Professor é uma profissão e é a profissão dele. A profissão dele é professor.

E consideremos estoutra sequência de frases:

Existe a profissão dele. É a de professor. A profissão dele é a de professor.

Será que uma destas formulações é evidentemente melhor do que a outra? De acordo com o parecer dado pelas Ciberdúvidas, as questões em causa são mais de ordem semântica do que sintáctica. No entanto, os significados das duas frases são imediatamente reconhecidos como idênticos e claros por qualquer lusófono, que, à partida, nunca iria pensar em significados que envolvam a ideia de que a «profissão» é «um professor». A esta estranha ideia c...

Resposta:

Obrigado pelas suas observações, que são muito pertinentes e que me levaram a reformular a resposta em causa.
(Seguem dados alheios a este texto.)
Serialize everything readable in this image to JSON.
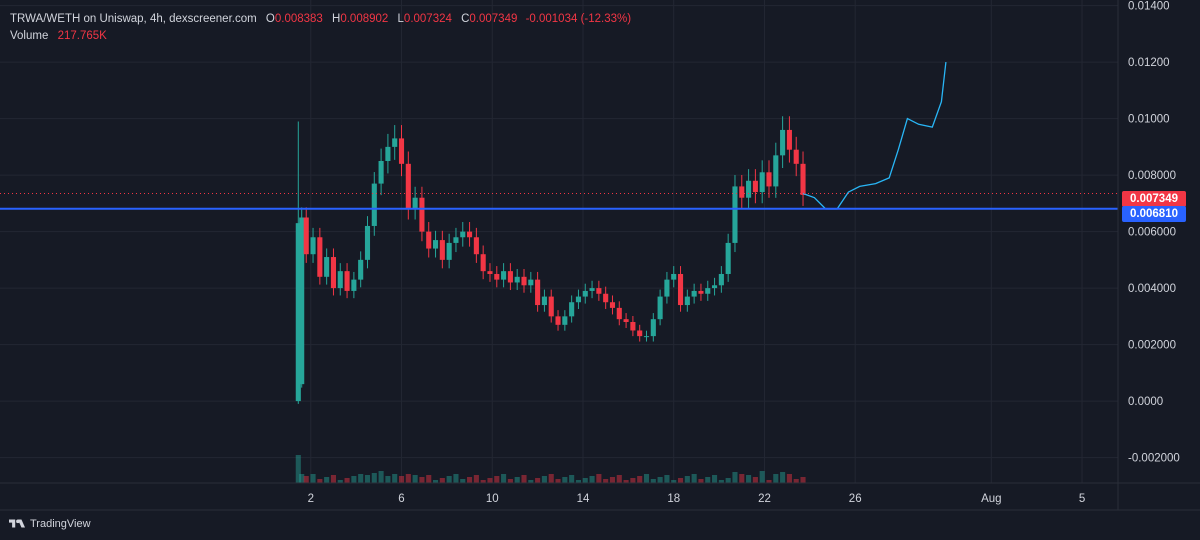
{
  "legend": {
    "title": "TRWA/WETH on Uniswap, 4h, dexscreener.com",
    "o_label": "O",
    "o_value": "0.008383",
    "h_label": "H",
    "h_value": "0.008902",
    "l_label": "L",
    "l_value": "0.007324",
    "c_label": "C",
    "c_value": "0.007349",
    "change": "-0.001034 (-12.33%)",
    "volume_label": "Volume",
    "volume_value": "217.765K"
  },
  "price_tags": {
    "last_price": "0.007349",
    "line_price": "0.006810"
  },
  "brand": {
    "name": "TradingView"
  },
  "colors": {
    "background": "#161a25",
    "up": "#26a69a",
    "down": "#f23645",
    "grid": "#232733",
    "hline": "#2962ff",
    "projection": "#29b6f6",
    "axis_text": "#d1d4dc"
  },
  "chart_data": {
    "type": "candlestick",
    "y_axis_ticks": [
      "0.01400",
      "0.01200",
      "0.01000",
      "0.008000",
      "0.006000",
      "0.004000",
      "0.002000",
      "0.0000",
      "-0.002000"
    ],
    "y_axis_tick_values": [
      0.014,
      0.012,
      0.01,
      0.008,
      0.006,
      0.004,
      0.002,
      0,
      -0.002
    ],
    "ylim": [
      -0.0029,
      0.0142
    ],
    "x_axis_ticks": [
      "2",
      "6",
      "10",
      "14",
      "18",
      "22",
      "26",
      "Aug",
      "5"
    ],
    "x_axis_tick_days": [
      2,
      6,
      10,
      14,
      18,
      22,
      26,
      32,
      36
    ],
    "xlim_days": [
      -11.7,
      41.2
    ],
    "horizontal_line_price": 0.00681,
    "last_close": 0.007349,
    "candles_close_path": [
      {
        "day": 1.5,
        "c": 0.0006
      },
      {
        "day": 1.6,
        "c": 0.0065
      },
      {
        "day": 1.8,
        "c": 0.0052
      },
      {
        "day": 2.1,
        "c": 0.0058
      },
      {
        "day": 2.4,
        "c": 0.0044
      },
      {
        "day": 2.7,
        "c": 0.0051
      },
      {
        "day": 3.0,
        "c": 0.004
      },
      {
        "day": 3.3,
        "c": 0.0046
      },
      {
        "day": 3.6,
        "c": 0.0039
      },
      {
        "day": 3.9,
        "c": 0.0043
      },
      {
        "day": 4.2,
        "c": 0.005
      },
      {
        "day": 4.5,
        "c": 0.0062
      },
      {
        "day": 4.8,
        "c": 0.0077
      },
      {
        "day": 5.1,
        "c": 0.0085
      },
      {
        "day": 5.4,
        "c": 0.009
      },
      {
        "day": 5.7,
        "c": 0.0093
      },
      {
        "day": 6.0,
        "c": 0.0084
      },
      {
        "day": 6.3,
        "c": 0.0068
      },
      {
        "day": 6.6,
        "c": 0.0072
      },
      {
        "day": 6.9,
        "c": 0.006
      },
      {
        "day": 7.2,
        "c": 0.0054
      },
      {
        "day": 7.5,
        "c": 0.0057
      },
      {
        "day": 7.8,
        "c": 0.005
      },
      {
        "day": 8.1,
        "c": 0.0056
      },
      {
        "day": 8.4,
        "c": 0.0058
      },
      {
        "day": 8.7,
        "c": 0.006
      },
      {
        "day": 9.0,
        "c": 0.0058
      },
      {
        "day": 9.3,
        "c": 0.0052
      },
      {
        "day": 9.6,
        "c": 0.0046
      },
      {
        "day": 9.9,
        "c": 0.0045
      },
      {
        "day": 10.2,
        "c": 0.0043
      },
      {
        "day": 10.5,
        "c": 0.0046
      },
      {
        "day": 10.8,
        "c": 0.0042
      },
      {
        "day": 11.1,
        "c": 0.0044
      },
      {
        "day": 11.4,
        "c": 0.0041
      },
      {
        "day": 11.7,
        "c": 0.0043
      },
      {
        "day": 12.0,
        "c": 0.0034
      },
      {
        "day": 12.3,
        "c": 0.0037
      },
      {
        "day": 12.6,
        "c": 0.003
      },
      {
        "day": 12.9,
        "c": 0.0027
      },
      {
        "day": 13.2,
        "c": 0.003
      },
      {
        "day": 13.5,
        "c": 0.0035
      },
      {
        "day": 13.8,
        "c": 0.0037
      },
      {
        "day": 14.1,
        "c": 0.0039
      },
      {
        "day": 14.4,
        "c": 0.004
      },
      {
        "day": 14.7,
        "c": 0.0038
      },
      {
        "day": 15.0,
        "c": 0.0035
      },
      {
        "day": 15.3,
        "c": 0.0033
      },
      {
        "day": 15.6,
        "c": 0.0029
      },
      {
        "day": 15.9,
        "c": 0.0028
      },
      {
        "day": 16.2,
        "c": 0.0025
      },
      {
        "day": 16.5,
        "c": 0.0023
      },
      {
        "day": 16.8,
        "c": 0.0023
      },
      {
        "day": 17.1,
        "c": 0.0029
      },
      {
        "day": 17.4,
        "c": 0.0037
      },
      {
        "day": 17.7,
        "c": 0.0043
      },
      {
        "day": 18.0,
        "c": 0.0045
      },
      {
        "day": 18.3,
        "c": 0.0034
      },
      {
        "day": 18.6,
        "c": 0.0037
      },
      {
        "day": 18.9,
        "c": 0.0039
      },
      {
        "day": 19.2,
        "c": 0.0038
      },
      {
        "day": 19.5,
        "c": 0.004
      },
      {
        "day": 19.8,
        "c": 0.0041
      },
      {
        "day": 20.1,
        "c": 0.0045
      },
      {
        "day": 20.4,
        "c": 0.0056
      },
      {
        "day": 20.7,
        "c": 0.0076
      },
      {
        "day": 21.0,
        "c": 0.0072
      },
      {
        "day": 21.3,
        "c": 0.0078
      },
      {
        "day": 21.6,
        "c": 0.0074
      },
      {
        "day": 21.9,
        "c": 0.0081
      },
      {
        "day": 22.2,
        "c": 0.0076
      },
      {
        "day": 22.5,
        "c": 0.0087
      },
      {
        "day": 22.8,
        "c": 0.0096
      },
      {
        "day": 23.1,
        "c": 0.0089
      },
      {
        "day": 23.4,
        "c": 0.0084
      },
      {
        "day": 23.7,
        "c": 0.0073
      }
    ],
    "projection_path": [
      {
        "day": 23.7,
        "p": 0.00735
      },
      {
        "day": 24.2,
        "p": 0.0072
      },
      {
        "day": 24.7,
        "p": 0.0068
      },
      {
        "day": 25.2,
        "p": 0.0068
      },
      {
        "day": 25.7,
        "p": 0.0074
      },
      {
        "day": 26.2,
        "p": 0.0076
      },
      {
        "day": 26.9,
        "p": 0.0077
      },
      {
        "day": 27.5,
        "p": 0.0079
      },
      {
        "day": 27.9,
        "p": 0.0089
      },
      {
        "day": 28.3,
        "p": 0.01
      },
      {
        "day": 28.8,
        "p": 0.0098
      },
      {
        "day": 29.4,
        "p": 0.0097
      },
      {
        "day": 29.8,
        "p": 0.0106
      },
      {
        "day": 30.0,
        "p": 0.012
      }
    ]
  }
}
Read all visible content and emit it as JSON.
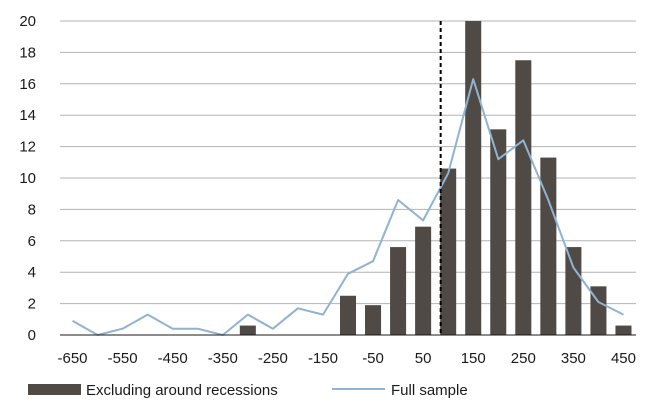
{
  "chart_data": {
    "type": "bar",
    "ylim": [
      0,
      20
    ],
    "yticks": [
      0,
      2,
      4,
      6,
      8,
      10,
      12,
      14,
      16,
      18,
      20
    ],
    "x": [
      -650,
      -600,
      -550,
      -500,
      -450,
      -400,
      -350,
      -300,
      -250,
      -200,
      -150,
      -100,
      -50,
      0,
      50,
      100,
      150,
      200,
      250,
      300,
      350,
      400,
      450
    ],
    "xticks": [
      -650,
      -550,
      -450,
      -350,
      -250,
      -150,
      -50,
      50,
      150,
      250,
      350,
      450
    ],
    "xtick_labels": [
      "-650",
      "-550",
      "-450",
      "-350",
      "-250",
      "-150",
      "-50",
      "50",
      "150",
      "250",
      "350",
      "450"
    ],
    "series": [
      {
        "name": "Excluding around recessions",
        "kind": "bar",
        "color": "#4f4a45",
        "values": [
          0,
          0,
          0,
          0,
          0,
          0,
          0,
          0.6,
          0,
          0,
          0,
          2.5,
          1.9,
          5.6,
          6.9,
          10.6,
          20,
          13.1,
          17.5,
          11.3,
          5.6,
          3.1,
          0.6
        ]
      },
      {
        "name": "Full sample",
        "kind": "line",
        "color": "#8fb3d1",
        "values": [
          0.9,
          0,
          0.4,
          1.3,
          0.4,
          0.4,
          0,
          1.3,
          0.4,
          1.7,
          1.3,
          3.9,
          4.7,
          8.6,
          7.3,
          10.3,
          16.3,
          11.2,
          12.4,
          8.6,
          4.3,
          2.1,
          1.3
        ]
      }
    ],
    "reference_line": {
      "x": 85,
      "style": "dashed",
      "color": "#000000"
    },
    "grid": "horizontal",
    "legend": "bottom-left"
  }
}
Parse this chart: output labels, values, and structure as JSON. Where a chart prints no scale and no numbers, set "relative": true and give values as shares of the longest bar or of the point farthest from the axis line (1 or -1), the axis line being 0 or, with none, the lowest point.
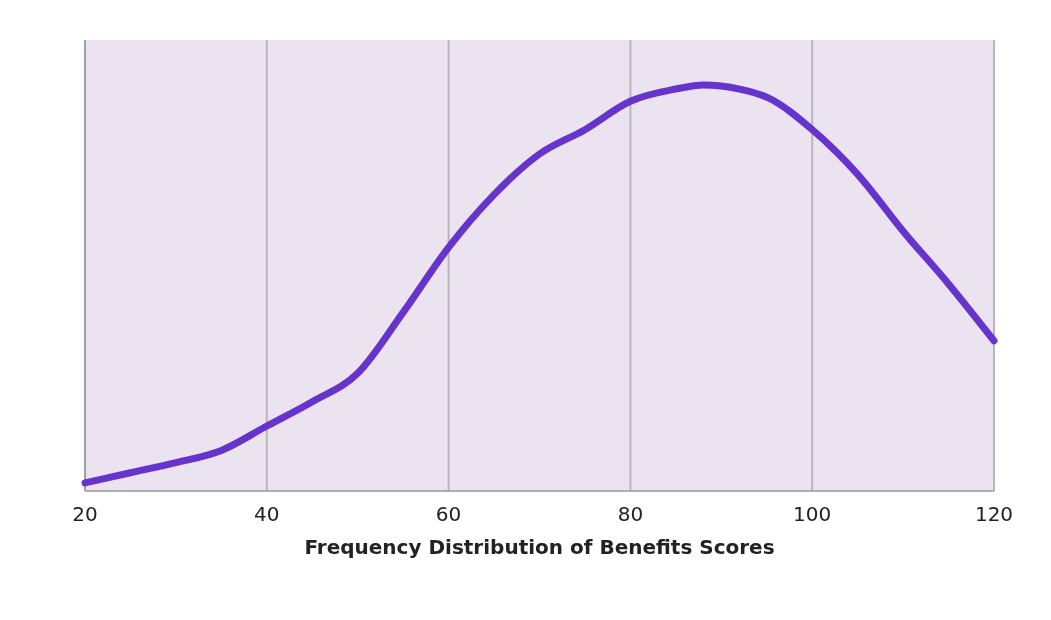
{
  "chart_data": {
    "type": "line",
    "xlabel": "Frequency Distribution of Benefits Scores",
    "relative": true,
    "xlim": [
      20,
      120
    ],
    "xticks": [
      20,
      40,
      60,
      80,
      100,
      120
    ],
    "grid": "x",
    "marker": "none",
    "line_style": "solid",
    "series": [
      {
        "color": "#6633cc",
        "x": [
          20,
          25,
          30,
          35,
          40,
          45,
          50,
          55,
          60,
          65,
          70,
          75,
          80,
          85,
          88,
          92,
          95,
          100,
          105,
          110,
          115,
          120
        ],
        "values": [
          0.02,
          0.045,
          0.07,
          0.1,
          0.16,
          0.22,
          0.29,
          0.44,
          0.6,
          0.73,
          0.83,
          0.89,
          0.96,
          0.99,
          1,
          0.99,
          0.97,
          0.89,
          0.78,
          0.64,
          0.51,
          0.37
        ]
      }
    ]
  }
}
Parece que estamos de acordo quanto à correcção sintáctica de «A profissão dele é professor» e «A profissão dele é a de professor». Quanto à aceitabilidade semântica de «A profissão dele é professor», depois de ler o que escreveu, estou, como já disse, tentado a matizar a minha posição. Contudo, não adopto totalmente o seu ponto de vista, porque acho que a «natureza retorcida» da construção com o demonstrativo reflecte uma intuição de carácter linguístico; por outras palavras, não é da mesma ordem que a árdua elaboração de «Exercer o mester de professor». Assim:

1. Antes de comparar «A profissão dele é a de professor» e «A profissão dele é professor», é preciso ter em conta que uma coisa é dizer «O Francisco é professor», e outra, «A profissão é professor». A primeira frase tem valor atributivo, dando-se ao substantivo professor uma funcionalidade próxima (mas não idêntica, é verdade) à de um adjectivo, o que permitiria dizer que «O Francisco é professor» é próxima de «O Francisco é alto». A segunda frase tem carácter identificacional, porque estabelece a identidade entre «a profissão» e «professor».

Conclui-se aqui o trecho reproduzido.